Todos los participantes de la eucaristía son misioneros de la eucaristía (n. 2). Para evangelizar al mundo, dice el papa, se requieren apóstoles expertos en eucaristía (n. 3). ¿Cómo son estos apóstoles?
Son gente de esperanza, porque la eucaristía es fuente de esperanza misionera y porque los esfuerzos misioneros ven una prueba de la victoria definitiva de Dios en la eucaristía (n. 4). Son gente que, por medio de la eucaristía, se convierte en consuelo, alimento, fortaleza, pan partido para los otros, incluso pan que llega al martirio (n. 4). Son sujetos, mujeres y hombres, que extienden los efectos de la eucaristía a su propia espiritualidad misionera.
Por tanto, ser eucaristía —oblación agradable, pan partido y compartido— es también parte del mandato misionero dado por Jesús no al final del evangelio, sino justo en la última Cena: «Hagan esto en memoria mía».

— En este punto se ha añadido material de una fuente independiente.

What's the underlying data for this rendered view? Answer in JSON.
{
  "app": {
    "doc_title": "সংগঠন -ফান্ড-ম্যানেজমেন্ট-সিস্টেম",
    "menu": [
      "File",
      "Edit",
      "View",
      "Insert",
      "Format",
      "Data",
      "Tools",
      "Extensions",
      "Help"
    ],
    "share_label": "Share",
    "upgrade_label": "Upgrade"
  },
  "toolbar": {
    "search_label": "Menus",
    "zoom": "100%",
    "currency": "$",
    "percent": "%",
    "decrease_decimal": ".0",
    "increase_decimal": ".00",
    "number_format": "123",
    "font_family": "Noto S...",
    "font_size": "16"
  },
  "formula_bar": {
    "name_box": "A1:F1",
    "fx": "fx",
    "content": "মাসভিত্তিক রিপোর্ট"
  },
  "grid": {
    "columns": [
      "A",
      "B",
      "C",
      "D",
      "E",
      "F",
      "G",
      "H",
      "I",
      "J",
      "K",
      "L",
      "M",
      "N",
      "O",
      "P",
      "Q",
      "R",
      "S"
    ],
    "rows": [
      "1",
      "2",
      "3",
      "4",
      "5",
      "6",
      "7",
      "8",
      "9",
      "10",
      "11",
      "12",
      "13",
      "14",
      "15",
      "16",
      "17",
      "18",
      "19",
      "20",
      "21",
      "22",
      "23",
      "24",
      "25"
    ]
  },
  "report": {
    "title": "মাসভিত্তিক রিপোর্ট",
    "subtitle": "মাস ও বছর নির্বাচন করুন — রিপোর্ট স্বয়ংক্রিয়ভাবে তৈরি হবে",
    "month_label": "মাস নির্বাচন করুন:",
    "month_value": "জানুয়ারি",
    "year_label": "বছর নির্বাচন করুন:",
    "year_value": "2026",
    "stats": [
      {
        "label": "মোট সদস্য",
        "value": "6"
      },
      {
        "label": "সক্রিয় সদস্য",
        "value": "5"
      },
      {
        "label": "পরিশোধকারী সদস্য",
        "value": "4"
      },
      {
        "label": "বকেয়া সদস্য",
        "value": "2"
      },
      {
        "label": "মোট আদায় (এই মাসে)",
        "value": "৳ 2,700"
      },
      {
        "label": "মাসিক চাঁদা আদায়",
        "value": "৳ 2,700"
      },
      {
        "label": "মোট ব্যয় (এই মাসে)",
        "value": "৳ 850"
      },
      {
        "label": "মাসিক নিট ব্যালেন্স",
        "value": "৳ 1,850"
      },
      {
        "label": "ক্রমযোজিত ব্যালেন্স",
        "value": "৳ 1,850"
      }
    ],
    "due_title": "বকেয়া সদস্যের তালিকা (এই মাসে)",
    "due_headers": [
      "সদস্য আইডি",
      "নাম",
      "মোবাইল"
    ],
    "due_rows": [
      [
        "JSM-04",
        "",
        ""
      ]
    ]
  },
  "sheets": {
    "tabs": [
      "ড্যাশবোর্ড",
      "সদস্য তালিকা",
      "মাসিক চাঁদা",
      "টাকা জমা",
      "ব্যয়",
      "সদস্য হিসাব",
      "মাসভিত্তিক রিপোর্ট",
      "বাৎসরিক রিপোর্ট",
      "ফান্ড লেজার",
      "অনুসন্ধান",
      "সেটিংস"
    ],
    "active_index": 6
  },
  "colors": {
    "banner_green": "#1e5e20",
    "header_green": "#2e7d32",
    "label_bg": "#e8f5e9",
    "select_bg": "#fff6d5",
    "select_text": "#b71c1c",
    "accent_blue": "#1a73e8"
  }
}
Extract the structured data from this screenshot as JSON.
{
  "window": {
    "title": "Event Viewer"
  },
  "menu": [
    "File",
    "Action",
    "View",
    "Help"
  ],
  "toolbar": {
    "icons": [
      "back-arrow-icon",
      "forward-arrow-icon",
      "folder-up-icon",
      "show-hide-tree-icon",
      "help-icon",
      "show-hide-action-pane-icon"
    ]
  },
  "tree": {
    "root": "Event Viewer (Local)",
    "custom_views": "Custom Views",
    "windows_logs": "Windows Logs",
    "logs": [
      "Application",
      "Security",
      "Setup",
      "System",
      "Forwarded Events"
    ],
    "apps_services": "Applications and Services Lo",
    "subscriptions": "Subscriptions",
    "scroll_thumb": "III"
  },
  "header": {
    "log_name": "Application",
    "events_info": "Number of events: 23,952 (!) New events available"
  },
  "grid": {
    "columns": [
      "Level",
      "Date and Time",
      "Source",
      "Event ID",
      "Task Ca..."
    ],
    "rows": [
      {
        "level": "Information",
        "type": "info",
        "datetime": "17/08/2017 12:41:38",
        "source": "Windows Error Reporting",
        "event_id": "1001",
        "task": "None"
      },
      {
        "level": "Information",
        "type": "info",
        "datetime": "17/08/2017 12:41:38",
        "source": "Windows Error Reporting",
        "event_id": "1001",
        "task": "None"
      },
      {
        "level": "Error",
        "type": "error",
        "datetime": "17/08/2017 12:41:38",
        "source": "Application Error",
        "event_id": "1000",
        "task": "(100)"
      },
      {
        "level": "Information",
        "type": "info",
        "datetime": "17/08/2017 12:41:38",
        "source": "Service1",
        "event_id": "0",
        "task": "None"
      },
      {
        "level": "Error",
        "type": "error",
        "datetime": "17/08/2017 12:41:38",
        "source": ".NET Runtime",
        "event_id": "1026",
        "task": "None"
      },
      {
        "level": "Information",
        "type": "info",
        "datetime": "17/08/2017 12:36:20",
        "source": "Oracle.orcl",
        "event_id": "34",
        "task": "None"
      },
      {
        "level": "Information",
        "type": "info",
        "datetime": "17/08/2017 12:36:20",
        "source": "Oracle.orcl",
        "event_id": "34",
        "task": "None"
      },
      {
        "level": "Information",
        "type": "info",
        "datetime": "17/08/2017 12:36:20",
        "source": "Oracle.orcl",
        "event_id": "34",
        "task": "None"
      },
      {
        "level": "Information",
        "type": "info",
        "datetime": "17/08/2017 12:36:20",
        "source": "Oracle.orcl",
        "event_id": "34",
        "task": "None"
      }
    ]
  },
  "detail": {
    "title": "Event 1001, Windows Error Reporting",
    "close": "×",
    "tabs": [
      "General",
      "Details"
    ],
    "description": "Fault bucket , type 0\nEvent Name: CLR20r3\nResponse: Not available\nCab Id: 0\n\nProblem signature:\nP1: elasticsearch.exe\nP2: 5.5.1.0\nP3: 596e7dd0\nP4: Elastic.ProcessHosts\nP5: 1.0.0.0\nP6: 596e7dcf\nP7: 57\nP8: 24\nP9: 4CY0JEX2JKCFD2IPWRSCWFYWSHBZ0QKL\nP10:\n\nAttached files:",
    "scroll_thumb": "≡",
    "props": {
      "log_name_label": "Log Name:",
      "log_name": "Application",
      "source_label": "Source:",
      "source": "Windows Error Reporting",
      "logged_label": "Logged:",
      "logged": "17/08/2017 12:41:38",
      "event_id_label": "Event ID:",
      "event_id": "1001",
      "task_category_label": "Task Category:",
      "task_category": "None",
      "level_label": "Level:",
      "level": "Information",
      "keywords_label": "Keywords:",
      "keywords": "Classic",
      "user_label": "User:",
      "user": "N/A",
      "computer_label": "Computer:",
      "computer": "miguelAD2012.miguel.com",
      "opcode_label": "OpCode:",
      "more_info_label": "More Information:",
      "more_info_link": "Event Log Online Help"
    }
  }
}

Con los documentos pontificios sobre la eucaristía, pero especialmente con el Mensaje para la Jornada Misionera Mundial 2004, pareciera que el papa Juan Pablo II quisiera simbolizar el cierre de su pontificado. Es su larga vida como papa la que se ha entregado a la comunidad para que ésta tenga vida. Como si él expresara: «Miren, esto ha sido mi vida para ustedes: un romperme, un partirme para ustedes y su salvación, porque es mi misión y el sentido de mi vida».
Por otro lado, la insistencia en la eucaristía parece querer responder a la situación actual en la que la muerte amenaza a tanta gente, y el desconsuelo por no sentir a Dios cercano se impusiera. Pero podemos hacer caso a las palabras del cardenal Ratzinger, quien, junto con el papa, afirma: «la eucaristía es en sí una respuesta de Dios a los anhelos del hombre».